Behind the scenes, Microsoft was building a new class of PC: Copilot+. Launched in mid‑2024, the concept pairs Windows 11 with NPUs that can run optimized local models for search, creative apps, and now Notepad. The company wanted an answer to Apple’s Neural Engine and Google’s TPU‑backed Pixel features, and it needed a consistent hardware floor to make on‑device AI feel snappy. The 40 TOPS threshold was chosen so that common tasks—rewriting, summarizing, generating—feel instantaneous, not like a loading spinner.
The Notepad update is the first time an inbox Windows app has delivered on that promise for plain‑text generation. It’s also a testbed: if users embrace local AI in a humble text editor, expect the same model‑switching approach to appear in Paint, Photos, and other utilities.
What to do right now
If you have a Copilot+ PC and don’t mind a little instability, you can test the feature today:
- Join the Windows Insider Program. Enroll your device in the Dev or Canary channel. (Canary gets features first but can be buggier.)
- Update Windows and Notepad. After joining, check for OS updates and also update Notepad from the Microsoft Store to make sure you have the latest version.
- Open Notepad and look for the Copilot icon in the toolbar. If you don’t see it, ensure your PC is recognized as a Copilot+ model (Settings > System > About should hint at the NPU).
- Try a local‑only task. Turn off Wi‑Fi or choose “Local model” from the dropdown, then type a prompt in Write or select text for Rewrite/Summarize.
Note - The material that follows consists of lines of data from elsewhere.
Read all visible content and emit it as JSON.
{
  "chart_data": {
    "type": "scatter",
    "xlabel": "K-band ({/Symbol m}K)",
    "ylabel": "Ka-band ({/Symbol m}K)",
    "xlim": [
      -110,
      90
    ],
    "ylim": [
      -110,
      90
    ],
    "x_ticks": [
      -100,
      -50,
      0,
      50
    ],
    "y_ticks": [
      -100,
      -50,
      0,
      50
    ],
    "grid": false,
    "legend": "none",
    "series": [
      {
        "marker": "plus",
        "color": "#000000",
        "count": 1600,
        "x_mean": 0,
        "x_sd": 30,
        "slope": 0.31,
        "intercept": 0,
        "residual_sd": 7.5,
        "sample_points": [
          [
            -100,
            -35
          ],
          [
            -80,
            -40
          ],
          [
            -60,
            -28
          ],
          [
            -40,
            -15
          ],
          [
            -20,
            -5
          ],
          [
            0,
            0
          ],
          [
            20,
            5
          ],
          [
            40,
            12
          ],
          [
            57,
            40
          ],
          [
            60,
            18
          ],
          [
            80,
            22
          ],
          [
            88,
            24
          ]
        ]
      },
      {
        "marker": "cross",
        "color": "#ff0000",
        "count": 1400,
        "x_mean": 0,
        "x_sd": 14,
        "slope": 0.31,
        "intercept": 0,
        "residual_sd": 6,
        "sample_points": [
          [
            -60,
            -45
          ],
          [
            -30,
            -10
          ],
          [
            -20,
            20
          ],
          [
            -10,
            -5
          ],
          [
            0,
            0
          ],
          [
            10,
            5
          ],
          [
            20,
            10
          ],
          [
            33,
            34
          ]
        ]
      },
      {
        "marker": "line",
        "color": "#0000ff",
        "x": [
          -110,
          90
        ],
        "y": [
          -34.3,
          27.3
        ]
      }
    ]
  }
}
Shortcut mappings and exact UI labels may vary across Insider builds. When in doubt, right‑click on text: the context menu will show the available AI commands.
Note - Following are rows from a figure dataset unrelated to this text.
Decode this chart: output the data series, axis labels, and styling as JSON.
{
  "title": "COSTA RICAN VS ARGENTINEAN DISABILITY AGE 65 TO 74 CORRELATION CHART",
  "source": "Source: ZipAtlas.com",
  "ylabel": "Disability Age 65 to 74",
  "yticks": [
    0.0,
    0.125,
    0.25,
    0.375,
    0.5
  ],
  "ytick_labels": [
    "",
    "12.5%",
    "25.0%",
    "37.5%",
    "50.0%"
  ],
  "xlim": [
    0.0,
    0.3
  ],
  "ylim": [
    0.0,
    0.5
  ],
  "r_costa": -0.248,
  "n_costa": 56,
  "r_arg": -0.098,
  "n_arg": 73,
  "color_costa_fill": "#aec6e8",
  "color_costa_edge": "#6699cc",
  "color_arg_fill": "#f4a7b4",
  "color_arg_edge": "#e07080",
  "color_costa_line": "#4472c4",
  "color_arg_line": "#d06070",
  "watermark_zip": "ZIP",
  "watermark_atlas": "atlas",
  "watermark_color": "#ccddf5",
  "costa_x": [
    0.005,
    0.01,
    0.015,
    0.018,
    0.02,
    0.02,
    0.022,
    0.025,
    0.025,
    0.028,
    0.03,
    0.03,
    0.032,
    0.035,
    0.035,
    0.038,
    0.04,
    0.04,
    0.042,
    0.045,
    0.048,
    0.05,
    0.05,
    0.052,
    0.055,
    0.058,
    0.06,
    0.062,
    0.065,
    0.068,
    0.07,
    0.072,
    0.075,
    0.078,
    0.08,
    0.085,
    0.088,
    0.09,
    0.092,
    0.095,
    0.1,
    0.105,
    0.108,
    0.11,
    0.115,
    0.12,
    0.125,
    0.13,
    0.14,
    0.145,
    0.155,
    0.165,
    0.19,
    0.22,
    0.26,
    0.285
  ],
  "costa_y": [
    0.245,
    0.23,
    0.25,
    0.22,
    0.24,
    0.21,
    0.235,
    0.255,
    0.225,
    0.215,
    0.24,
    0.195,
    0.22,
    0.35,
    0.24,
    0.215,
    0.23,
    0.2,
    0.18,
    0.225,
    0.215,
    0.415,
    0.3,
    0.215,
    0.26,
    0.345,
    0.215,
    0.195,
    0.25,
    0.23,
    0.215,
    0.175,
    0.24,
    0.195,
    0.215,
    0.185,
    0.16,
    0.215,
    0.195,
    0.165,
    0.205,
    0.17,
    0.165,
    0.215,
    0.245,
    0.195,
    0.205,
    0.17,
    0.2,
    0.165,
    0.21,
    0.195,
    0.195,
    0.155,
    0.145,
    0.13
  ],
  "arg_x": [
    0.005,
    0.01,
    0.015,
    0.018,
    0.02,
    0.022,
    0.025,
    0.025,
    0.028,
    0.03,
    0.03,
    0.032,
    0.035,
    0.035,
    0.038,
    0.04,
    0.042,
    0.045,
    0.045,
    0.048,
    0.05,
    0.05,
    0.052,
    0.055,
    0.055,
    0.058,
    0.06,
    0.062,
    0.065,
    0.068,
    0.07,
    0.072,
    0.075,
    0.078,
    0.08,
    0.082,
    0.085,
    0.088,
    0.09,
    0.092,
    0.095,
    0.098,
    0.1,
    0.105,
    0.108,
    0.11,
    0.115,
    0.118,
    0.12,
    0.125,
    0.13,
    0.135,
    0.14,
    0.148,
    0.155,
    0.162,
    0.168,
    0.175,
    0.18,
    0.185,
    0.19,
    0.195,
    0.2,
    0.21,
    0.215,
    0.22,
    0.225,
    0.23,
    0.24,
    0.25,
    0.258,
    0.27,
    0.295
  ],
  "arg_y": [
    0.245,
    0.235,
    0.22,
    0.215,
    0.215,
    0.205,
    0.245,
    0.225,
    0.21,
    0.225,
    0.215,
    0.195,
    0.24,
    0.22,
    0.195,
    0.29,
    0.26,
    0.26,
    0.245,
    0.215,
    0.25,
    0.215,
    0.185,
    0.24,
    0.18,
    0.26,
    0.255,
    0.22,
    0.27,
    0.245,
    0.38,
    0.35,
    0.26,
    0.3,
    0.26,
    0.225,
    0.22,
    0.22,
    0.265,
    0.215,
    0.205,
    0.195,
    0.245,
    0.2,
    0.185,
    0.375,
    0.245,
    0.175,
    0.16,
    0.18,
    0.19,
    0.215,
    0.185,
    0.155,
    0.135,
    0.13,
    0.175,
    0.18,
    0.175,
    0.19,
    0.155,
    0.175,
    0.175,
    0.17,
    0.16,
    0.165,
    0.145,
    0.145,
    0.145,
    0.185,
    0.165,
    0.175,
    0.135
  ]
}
If you’re not on the Insider track, sit tight. Microsoft typically moves these features from Canary to the general release channel within a few weeks or months, depending on feedback and stability. Also, watch for an official hardware compatibility list—not every device with an NPU meets the 40 TOPS bar, so double‑check before you buy.
Outlook: local AI becomes a Windows pillar
The Notepad update is more than a convenience. It signals that Microsoft sees on‑device AI as a common‑denominator feature for Windows 11, not just a premium add‑on. In the long run, this hybrid approach—local for privacy and speed, cloud for power—could define how we interact with all types of content on a PC. The next logical steps: tighter integration with File Explorer for local document summarization, or a system‑wide rewrite tool that works in any text field.
For now, the practical takeaway is clear: if you want the newest AI features without surrendering your text to a server, a Copilot+ PC is the entry ticket. And Notepad, of all apps, is the one handing it out.